Un jour, un médecin dont j’ai oublié le nom a dit à ses étudiants « Si vous entendez des bruits de sabots, pensez à un cheval, pas à un zèbre. » Oui, mais… Et si c’était une maladie rare? Et s’il y avait un zèbre parmi les chevaux? Moi, des zèbres, j’en ai trois et j’en suis un. Chez nous, ce sont les chevaux qui sont rares!

Au calendrier cette année encore pour nous, beaucoup de rendez-vous médicaux! Heureusement, les gens qui nous suivent sont majoritairement sympathiques et, comme nous sommes atteints de maladies rares, ils se souviennent bien de nous et nous appellent par nos prénoms. C’est quand même plus agréable de ne pas se sentir comme une suite de chiffres sur un dossier.

Pour la majorité des gens, les beaux souvenirs sont faits de sorties, de voyages, de fêtes et de soupers en famille. Pour nous aussi, mais, de beaux souvenirs, ça fait étrange à dire, mais nous en avons aussi à l’hôpital. Lorsque ma plus jeune fille n’avait que quelques mois, notre généticienne a pris le temps d’expliquer à mon aînée l’histoire du médicament donné aux enfants atteints de tyrosinémie (la maladie de ma plus jeune) et de répondre à toutes ses questions sur le sujet. C’était beau à voir. Notre nutritionniste a expliqué comment certains produits alimentaires ont été créés. Ça avait beaucoup aidé ma grande à comprendre l’importance du suivi médical et de la recherche.

Bien sûr, être la maman d’enfants avec des maladies rares, c’est aussi, un peu, devenir un dictionnaire. Quand je dis que mes enfants ont le syndrome d’Ehlers-Danlos, inévitablement, je dois en donner la définition, donner des exemples de symptômes… C’est parfois lourd. Surtout qu’ils l’ont tous développé de façons très différentes. Ça amène encore plus de questions et souvent, beaucoup d’incompréhension.

J’ai souvent l’air d’une maman très contrôlante parce que je dois vérifier tout ce qui est offert à ma plus jeune qui suit un régime strict relié à sa maladie métabolique. J’évalue les risques de blessures pour toutes les activités de mes enfants parce que leur corps est différent et ne se répare pas de la même façon.

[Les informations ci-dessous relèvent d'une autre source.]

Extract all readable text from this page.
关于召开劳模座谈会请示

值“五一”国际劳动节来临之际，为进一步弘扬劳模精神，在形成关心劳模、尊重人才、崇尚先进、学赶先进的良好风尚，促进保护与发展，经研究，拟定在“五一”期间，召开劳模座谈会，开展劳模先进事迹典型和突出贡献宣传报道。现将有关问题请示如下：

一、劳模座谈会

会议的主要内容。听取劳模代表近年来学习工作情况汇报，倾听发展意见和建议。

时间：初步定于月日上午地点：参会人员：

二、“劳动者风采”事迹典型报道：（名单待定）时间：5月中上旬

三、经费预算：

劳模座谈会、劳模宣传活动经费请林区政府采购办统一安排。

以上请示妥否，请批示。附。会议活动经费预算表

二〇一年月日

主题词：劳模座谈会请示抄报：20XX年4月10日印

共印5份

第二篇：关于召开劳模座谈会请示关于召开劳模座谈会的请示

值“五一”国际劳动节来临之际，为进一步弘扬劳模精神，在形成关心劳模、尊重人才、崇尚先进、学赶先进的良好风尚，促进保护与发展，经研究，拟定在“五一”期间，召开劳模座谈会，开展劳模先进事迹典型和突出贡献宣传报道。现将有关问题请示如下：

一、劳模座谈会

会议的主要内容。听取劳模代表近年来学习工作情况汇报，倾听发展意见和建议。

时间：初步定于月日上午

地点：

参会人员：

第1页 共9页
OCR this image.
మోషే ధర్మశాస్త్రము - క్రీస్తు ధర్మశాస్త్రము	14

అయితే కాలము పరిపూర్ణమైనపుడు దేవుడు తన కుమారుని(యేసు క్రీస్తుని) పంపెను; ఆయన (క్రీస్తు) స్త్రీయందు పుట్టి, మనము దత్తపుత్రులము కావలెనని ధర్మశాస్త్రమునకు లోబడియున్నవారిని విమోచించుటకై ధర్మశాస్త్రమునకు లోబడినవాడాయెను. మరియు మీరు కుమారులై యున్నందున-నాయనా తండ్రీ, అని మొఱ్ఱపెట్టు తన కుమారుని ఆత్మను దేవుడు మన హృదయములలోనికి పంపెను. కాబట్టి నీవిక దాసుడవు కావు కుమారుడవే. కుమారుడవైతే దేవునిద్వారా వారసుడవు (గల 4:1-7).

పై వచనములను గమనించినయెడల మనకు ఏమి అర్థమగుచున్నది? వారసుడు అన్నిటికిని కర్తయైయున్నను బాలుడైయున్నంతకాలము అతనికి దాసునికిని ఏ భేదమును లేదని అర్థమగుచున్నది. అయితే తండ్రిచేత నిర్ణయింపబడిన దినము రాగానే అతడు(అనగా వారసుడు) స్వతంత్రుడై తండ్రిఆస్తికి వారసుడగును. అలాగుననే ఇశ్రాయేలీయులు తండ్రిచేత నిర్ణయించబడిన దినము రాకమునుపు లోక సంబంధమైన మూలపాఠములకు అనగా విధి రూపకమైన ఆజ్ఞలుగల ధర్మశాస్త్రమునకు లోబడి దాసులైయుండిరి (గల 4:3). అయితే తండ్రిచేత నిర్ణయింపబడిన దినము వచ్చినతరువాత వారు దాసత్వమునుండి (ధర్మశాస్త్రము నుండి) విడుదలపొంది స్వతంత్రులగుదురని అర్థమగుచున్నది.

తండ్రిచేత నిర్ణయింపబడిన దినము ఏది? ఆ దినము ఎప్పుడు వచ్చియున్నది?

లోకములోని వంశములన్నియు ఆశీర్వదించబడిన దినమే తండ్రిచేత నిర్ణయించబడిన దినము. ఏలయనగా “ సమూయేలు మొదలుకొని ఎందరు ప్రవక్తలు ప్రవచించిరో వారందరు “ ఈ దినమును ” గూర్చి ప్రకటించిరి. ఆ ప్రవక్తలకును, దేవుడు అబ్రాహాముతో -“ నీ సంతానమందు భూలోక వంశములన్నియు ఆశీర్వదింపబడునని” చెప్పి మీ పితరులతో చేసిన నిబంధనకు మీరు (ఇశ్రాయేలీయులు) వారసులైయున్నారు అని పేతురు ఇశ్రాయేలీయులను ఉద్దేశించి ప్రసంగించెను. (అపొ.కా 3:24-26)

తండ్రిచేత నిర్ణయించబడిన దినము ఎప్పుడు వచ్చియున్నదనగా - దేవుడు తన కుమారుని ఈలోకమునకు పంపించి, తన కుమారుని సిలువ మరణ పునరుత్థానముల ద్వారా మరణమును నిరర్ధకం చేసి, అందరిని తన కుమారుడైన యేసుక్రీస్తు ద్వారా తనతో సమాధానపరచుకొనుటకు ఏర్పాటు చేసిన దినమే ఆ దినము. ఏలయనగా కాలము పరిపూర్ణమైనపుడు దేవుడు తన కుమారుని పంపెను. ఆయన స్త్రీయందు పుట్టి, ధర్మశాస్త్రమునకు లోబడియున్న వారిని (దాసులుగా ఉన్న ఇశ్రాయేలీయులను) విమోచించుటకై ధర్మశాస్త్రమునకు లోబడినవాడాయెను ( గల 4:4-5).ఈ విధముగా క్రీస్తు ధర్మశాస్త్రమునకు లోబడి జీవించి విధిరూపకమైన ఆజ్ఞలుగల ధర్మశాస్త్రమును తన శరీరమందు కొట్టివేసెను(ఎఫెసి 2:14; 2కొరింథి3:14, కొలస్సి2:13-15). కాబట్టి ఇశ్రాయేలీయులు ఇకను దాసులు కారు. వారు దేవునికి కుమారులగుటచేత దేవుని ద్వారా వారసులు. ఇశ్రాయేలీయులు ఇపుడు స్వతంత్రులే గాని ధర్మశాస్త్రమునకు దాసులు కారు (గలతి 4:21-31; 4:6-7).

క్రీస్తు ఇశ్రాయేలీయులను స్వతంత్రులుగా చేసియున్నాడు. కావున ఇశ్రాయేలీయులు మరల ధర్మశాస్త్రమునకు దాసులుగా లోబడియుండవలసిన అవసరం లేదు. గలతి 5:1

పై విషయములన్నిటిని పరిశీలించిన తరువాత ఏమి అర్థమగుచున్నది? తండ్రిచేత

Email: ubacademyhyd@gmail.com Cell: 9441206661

Il y a des jours, où je rêve que mon téléphone sonne pour me dire que des chercheurs ont trouvé une cure miracle pour les maladies de mes enfants et qu’il ne suffit que d’un traitement pour leur offrir une santé de fer et mettre tous les tests sanguins et les médicaments derrière nous. Il y a des nuits où, dans ma tête, je voyage avec mes enfants et l’eau du lac d’une terre inconnue a des effets magiques puis à notre retour, plus personne n’a besoin de manger sans protéines, plus personne n’a de luxations des épaules et plus personne ne se blesse en ne faisant littéralement rien. Il y a des moments où je rêve de mieux pour mes enfants. Je ne voulais pas des enfants en santé. Je voulais la santé pour les enfants que j’ai. Parce que ce sont ces enfants-là que j’ai et que j’aime plus que tout. Je ne les changerais pour rien au monde, même avec toutes leurs rayures de zèbres. Même si ça me complique la vie, même si ça change complètement mon expérience de la maternité et même si ça attire souvent les jugements d’avoir des enfants différents, j’adore ma vie avec eux. J’arrive parfois à en oublier le poids.

Certains jours, notre quotidien n’a rien de semblable à celui des autres familles. Et certains jours, lorsque je parle au téléphone avec un spécialiste, je me dis que, si mon voisin nous écoutait, il ne comprendrait pas la moitié des mots qui sortent de ma bouche… Je parle un langage inconnu de la majorité des parents.

Heureusement, aujourd’hui, les parents de petits zèbres sont moins isolés. On parle beaucoup en mal des réseaux sociaux, mais pour rapprocher les familles qui vivent des situations particulières, c’est un outil merveilleux. Nous sommes en contact avec des gens qui nous comprennent et essaient de leur mieux de nous aider à traverser nos épreuves.